やはりそう簡単には捕まるつもりはないらしい。
「ブルーベアがこっちに向かってくるな」
何らかの方法でブルーベアを撒いてこちら側に押し付けたらしい。
「……リンクス殿。先に進んで下さい。ここは我らが引き受けます」
「先に行って?」
「うっす。任せておいてください!」
「……わかった。ここは頼む」
ジックが魔法を放ち、ブルーベアを引き寄せる。その隙にブルーベアの脇を走り抜ける。
後ろで剣戟の音が聞こえるが振り返りはしない。
(俺にはもったいない仲間だ。
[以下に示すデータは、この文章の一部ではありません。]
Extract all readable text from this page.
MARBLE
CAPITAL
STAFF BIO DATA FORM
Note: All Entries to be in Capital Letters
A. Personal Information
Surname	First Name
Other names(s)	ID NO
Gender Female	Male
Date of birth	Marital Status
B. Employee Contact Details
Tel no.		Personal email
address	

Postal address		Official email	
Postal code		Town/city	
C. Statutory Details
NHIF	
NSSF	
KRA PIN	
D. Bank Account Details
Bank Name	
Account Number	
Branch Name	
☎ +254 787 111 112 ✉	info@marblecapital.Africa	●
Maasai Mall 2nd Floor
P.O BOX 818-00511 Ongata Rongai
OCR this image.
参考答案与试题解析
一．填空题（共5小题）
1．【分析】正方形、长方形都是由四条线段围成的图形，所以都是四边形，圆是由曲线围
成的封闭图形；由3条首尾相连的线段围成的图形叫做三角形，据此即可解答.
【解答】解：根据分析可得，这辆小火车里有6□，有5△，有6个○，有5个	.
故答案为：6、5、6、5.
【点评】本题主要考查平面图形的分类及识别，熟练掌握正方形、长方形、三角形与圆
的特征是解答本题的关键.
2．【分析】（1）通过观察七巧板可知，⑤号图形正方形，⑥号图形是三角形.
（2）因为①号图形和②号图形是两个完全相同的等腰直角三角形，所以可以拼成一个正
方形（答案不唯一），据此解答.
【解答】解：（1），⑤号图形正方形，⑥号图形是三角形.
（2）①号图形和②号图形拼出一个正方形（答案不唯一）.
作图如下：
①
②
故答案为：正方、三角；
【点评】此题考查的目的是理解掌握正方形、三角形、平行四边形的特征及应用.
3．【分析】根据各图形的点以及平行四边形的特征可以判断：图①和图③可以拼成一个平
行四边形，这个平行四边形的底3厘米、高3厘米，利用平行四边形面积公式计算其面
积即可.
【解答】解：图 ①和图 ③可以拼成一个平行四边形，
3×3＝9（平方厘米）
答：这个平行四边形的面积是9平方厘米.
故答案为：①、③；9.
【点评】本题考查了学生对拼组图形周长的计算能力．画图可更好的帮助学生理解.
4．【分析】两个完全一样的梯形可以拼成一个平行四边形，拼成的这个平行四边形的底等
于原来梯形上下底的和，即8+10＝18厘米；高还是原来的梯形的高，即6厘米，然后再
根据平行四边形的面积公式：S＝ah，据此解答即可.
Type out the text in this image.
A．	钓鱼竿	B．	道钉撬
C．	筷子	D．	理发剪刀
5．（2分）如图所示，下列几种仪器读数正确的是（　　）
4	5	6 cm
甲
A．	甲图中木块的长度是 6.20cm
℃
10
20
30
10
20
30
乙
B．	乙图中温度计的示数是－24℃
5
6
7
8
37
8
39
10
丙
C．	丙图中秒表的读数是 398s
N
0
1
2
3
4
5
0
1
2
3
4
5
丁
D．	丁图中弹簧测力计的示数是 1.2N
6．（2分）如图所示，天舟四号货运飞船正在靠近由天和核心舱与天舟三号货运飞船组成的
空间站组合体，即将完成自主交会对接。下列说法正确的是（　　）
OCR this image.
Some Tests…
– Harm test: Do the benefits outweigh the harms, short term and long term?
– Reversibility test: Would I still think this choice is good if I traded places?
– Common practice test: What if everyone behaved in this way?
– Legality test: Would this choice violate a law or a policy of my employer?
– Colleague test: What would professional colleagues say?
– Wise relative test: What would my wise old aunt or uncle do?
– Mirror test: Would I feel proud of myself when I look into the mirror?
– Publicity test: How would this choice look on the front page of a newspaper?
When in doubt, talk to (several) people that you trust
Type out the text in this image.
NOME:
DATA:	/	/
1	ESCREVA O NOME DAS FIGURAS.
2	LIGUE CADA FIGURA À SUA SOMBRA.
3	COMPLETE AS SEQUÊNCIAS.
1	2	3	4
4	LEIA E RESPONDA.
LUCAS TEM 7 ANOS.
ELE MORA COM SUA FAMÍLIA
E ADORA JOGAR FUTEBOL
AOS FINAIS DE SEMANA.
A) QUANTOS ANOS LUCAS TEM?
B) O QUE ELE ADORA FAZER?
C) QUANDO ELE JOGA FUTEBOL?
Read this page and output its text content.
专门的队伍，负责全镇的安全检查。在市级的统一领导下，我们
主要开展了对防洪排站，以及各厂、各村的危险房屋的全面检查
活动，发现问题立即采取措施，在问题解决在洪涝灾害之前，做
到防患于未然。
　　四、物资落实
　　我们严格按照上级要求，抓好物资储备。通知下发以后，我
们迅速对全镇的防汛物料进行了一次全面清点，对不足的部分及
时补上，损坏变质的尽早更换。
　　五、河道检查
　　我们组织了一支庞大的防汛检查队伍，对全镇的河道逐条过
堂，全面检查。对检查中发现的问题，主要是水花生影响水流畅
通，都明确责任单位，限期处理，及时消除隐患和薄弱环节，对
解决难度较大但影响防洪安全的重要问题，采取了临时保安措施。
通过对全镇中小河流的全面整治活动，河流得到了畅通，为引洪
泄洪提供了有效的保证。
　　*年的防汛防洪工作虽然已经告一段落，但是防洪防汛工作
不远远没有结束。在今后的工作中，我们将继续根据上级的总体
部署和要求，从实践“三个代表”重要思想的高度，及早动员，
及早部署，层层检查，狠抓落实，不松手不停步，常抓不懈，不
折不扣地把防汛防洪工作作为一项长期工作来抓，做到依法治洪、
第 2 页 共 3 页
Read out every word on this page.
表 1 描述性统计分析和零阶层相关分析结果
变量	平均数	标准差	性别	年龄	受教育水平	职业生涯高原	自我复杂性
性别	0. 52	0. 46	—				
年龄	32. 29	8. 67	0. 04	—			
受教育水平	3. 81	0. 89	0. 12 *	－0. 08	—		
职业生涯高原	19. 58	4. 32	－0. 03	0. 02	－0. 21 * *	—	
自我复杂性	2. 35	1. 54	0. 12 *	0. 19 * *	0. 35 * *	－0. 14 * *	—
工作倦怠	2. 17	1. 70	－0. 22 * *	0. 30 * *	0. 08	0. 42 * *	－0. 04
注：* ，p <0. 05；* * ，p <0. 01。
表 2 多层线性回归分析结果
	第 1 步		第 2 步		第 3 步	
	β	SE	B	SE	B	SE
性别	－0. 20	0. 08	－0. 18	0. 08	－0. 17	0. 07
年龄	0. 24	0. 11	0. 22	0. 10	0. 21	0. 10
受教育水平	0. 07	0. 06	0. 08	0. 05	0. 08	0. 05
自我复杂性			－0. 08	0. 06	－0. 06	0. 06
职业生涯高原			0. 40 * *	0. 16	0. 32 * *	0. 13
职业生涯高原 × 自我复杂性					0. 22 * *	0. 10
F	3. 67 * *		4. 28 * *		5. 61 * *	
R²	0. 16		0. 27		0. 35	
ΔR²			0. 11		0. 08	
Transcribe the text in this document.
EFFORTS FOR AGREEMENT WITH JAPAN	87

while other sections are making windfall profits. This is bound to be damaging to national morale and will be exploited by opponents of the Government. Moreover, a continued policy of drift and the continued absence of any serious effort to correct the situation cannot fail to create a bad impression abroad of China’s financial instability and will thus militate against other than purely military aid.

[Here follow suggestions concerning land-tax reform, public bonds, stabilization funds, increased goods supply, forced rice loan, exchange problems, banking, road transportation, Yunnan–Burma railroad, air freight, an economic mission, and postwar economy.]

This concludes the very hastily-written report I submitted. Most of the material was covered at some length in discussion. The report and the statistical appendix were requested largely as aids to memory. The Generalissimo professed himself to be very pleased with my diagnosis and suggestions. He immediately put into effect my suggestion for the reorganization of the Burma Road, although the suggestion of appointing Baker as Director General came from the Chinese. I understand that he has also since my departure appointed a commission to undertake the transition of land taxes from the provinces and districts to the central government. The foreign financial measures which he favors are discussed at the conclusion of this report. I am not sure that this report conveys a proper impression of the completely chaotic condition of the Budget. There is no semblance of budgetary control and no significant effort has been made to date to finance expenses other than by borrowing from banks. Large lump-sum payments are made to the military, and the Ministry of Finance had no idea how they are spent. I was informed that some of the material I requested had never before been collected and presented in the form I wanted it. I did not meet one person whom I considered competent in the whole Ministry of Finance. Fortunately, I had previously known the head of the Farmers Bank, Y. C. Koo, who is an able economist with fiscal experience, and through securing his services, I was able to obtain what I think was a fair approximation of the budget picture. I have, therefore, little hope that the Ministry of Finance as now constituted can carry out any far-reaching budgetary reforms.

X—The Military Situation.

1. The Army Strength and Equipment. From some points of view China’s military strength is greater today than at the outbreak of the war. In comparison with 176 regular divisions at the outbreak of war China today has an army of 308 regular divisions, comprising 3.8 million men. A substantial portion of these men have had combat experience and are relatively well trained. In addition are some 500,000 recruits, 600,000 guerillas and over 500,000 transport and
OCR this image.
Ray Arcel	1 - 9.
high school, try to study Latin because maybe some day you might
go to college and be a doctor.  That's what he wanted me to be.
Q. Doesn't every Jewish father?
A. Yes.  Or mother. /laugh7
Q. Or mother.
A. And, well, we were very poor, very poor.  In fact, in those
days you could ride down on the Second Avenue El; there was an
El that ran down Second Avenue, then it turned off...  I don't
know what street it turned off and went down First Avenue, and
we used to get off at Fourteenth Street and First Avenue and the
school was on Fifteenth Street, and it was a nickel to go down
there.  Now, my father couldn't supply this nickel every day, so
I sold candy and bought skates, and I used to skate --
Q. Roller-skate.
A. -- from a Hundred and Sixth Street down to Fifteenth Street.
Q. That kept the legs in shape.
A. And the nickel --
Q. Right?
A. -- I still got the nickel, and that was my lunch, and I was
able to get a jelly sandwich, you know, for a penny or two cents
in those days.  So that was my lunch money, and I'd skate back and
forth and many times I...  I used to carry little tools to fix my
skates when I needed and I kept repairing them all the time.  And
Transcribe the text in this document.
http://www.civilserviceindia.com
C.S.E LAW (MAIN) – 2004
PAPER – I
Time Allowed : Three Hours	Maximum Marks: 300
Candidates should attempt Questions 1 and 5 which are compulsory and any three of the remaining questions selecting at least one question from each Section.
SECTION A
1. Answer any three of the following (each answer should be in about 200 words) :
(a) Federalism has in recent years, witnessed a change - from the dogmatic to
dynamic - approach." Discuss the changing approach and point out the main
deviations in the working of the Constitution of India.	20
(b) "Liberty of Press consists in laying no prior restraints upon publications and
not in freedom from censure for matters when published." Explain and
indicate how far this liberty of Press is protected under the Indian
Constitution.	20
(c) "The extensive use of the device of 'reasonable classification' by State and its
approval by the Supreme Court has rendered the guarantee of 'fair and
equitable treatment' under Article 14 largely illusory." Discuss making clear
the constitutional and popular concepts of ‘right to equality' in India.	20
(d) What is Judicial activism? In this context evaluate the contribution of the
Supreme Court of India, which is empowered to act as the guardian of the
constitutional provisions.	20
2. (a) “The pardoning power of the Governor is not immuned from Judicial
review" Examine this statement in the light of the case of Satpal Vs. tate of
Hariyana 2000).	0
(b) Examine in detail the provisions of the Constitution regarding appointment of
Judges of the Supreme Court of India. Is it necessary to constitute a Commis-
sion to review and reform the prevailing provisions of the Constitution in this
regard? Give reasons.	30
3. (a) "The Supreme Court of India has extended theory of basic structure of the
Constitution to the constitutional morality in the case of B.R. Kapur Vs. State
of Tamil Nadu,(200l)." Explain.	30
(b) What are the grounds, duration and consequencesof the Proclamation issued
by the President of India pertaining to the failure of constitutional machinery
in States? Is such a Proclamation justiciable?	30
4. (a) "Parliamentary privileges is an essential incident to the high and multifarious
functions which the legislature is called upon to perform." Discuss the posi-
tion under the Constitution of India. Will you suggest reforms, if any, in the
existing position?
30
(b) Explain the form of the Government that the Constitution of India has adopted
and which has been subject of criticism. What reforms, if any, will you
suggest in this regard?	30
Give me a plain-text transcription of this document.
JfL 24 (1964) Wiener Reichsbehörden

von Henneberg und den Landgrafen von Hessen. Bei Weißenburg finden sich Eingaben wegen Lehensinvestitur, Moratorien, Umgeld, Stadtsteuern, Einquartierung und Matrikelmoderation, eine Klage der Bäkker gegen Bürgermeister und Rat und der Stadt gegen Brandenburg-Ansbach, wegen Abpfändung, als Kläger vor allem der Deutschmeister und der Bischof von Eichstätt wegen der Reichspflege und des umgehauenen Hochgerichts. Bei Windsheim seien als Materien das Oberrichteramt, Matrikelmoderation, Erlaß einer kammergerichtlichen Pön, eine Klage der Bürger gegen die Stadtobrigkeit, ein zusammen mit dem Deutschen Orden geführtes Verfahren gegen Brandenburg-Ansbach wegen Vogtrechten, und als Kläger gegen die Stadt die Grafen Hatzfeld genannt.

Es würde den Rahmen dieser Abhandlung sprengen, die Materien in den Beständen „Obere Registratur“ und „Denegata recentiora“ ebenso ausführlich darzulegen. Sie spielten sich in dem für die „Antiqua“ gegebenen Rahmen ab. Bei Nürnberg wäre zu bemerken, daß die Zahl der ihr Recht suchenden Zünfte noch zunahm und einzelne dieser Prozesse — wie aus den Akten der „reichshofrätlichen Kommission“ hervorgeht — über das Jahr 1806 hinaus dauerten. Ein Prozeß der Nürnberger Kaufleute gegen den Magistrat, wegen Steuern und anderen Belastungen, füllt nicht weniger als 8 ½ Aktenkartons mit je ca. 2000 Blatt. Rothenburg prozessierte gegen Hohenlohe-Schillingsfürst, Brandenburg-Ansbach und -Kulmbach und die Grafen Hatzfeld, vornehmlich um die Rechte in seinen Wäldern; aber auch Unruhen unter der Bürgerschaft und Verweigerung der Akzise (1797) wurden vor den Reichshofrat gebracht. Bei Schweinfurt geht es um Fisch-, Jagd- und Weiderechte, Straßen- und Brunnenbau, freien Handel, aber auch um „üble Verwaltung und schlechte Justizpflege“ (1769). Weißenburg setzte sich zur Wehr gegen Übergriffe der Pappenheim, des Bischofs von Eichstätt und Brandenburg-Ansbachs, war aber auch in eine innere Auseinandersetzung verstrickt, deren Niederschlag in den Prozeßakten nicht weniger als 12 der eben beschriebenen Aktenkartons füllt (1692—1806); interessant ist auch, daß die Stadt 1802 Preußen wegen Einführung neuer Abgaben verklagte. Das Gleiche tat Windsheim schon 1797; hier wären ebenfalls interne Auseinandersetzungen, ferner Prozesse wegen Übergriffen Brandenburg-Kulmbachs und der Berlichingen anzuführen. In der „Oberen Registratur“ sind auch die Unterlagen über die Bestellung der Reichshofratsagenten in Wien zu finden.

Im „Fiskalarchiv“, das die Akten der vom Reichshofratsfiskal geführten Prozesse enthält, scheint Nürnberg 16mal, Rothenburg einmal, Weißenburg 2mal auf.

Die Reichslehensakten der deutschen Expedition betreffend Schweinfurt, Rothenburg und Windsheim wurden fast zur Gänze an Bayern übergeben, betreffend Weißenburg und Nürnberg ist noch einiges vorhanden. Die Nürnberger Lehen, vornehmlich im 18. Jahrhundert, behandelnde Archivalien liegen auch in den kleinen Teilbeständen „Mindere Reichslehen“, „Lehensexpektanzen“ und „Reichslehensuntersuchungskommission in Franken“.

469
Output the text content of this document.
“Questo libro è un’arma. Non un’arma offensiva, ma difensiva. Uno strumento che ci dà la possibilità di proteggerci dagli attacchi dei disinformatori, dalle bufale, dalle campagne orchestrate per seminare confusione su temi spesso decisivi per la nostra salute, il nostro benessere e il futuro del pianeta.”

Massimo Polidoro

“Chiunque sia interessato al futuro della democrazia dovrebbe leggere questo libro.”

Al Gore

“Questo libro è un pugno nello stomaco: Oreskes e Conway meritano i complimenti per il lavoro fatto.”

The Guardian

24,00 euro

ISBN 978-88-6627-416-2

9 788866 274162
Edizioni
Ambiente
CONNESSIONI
だが……それでも俺はまぞくを許せん)
例えば、仲間が全滅したことを悔やんで冒険を辞めた冒険者がいる。
例えば、仲間同士が結ばれて新たな人生を歩み始めた冒険者がいる。
しかし、俺にはそんなことはできない。例えどんなことがあっても、魔族を殺すことを辞めることなどできはしない。
そして、
「追いついたぞ」
以前新入りとしてまみえたヨーンと目が合った。